“Trap trees” set to detect emerald ash borer

Photos courtesy of the Center for Invasive Species and Ecosystem Health (aka the Bugwood Network). 

If poison won’t do it, maybe clever tree traps will. Kansas City is trying both against the Emerald Ash Borer (EAB).

The city has learned from elsewhere what to use against the bug, not that anything has stopped it.

The invasive species has killed up to 100 million ash trees since it was found in the Detroit area about a decade ago.

Now it is confirmed in Platte and Clay counties and officials believe it is south of the river.

About 2,000 trap trees are placed throughout the city, including south of the river, said Forest Decker, city manager of natural resources.

“Right now they’re acting as a kind of a beacon that will let us know if the Emerald Ash Borer appears,” he reported to the mayor Tuesday.

The bugs are flying and mating in July and August and will likely move into the trees, which have holes chopped in them for EAB access and larvae.
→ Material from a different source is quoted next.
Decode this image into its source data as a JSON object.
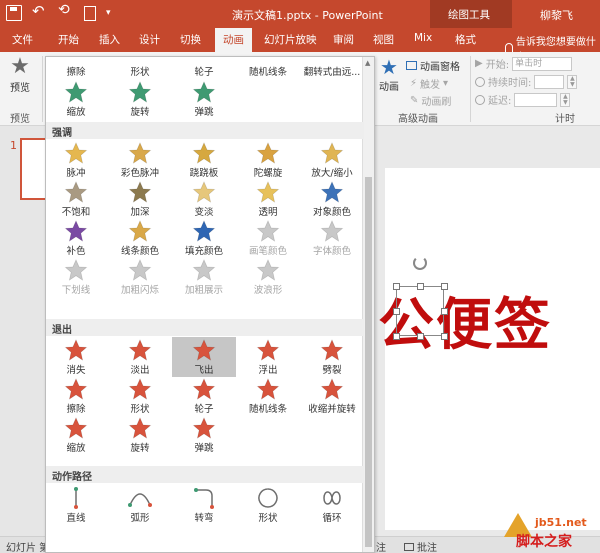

In November and December, he said, the bait trees will be cut and either chopped into pieces of a half inch or less to kill larvae or heated to kill them.

Meanwhile, the city is treating about 4,700 Ash trees a year for three years to stop the bugs, Decker said. Workers are also removing about 6,000 old, small or damaged ash trees, he said.

The science behind the attack on EAB is progressing, he said, “but it’s still kind of on the fly.”

Kansas City and other cities planted many ash trees, partly to replace elm trees killed by Dutch elm disease, and developers planted many more. It seemed like a good idea at the time.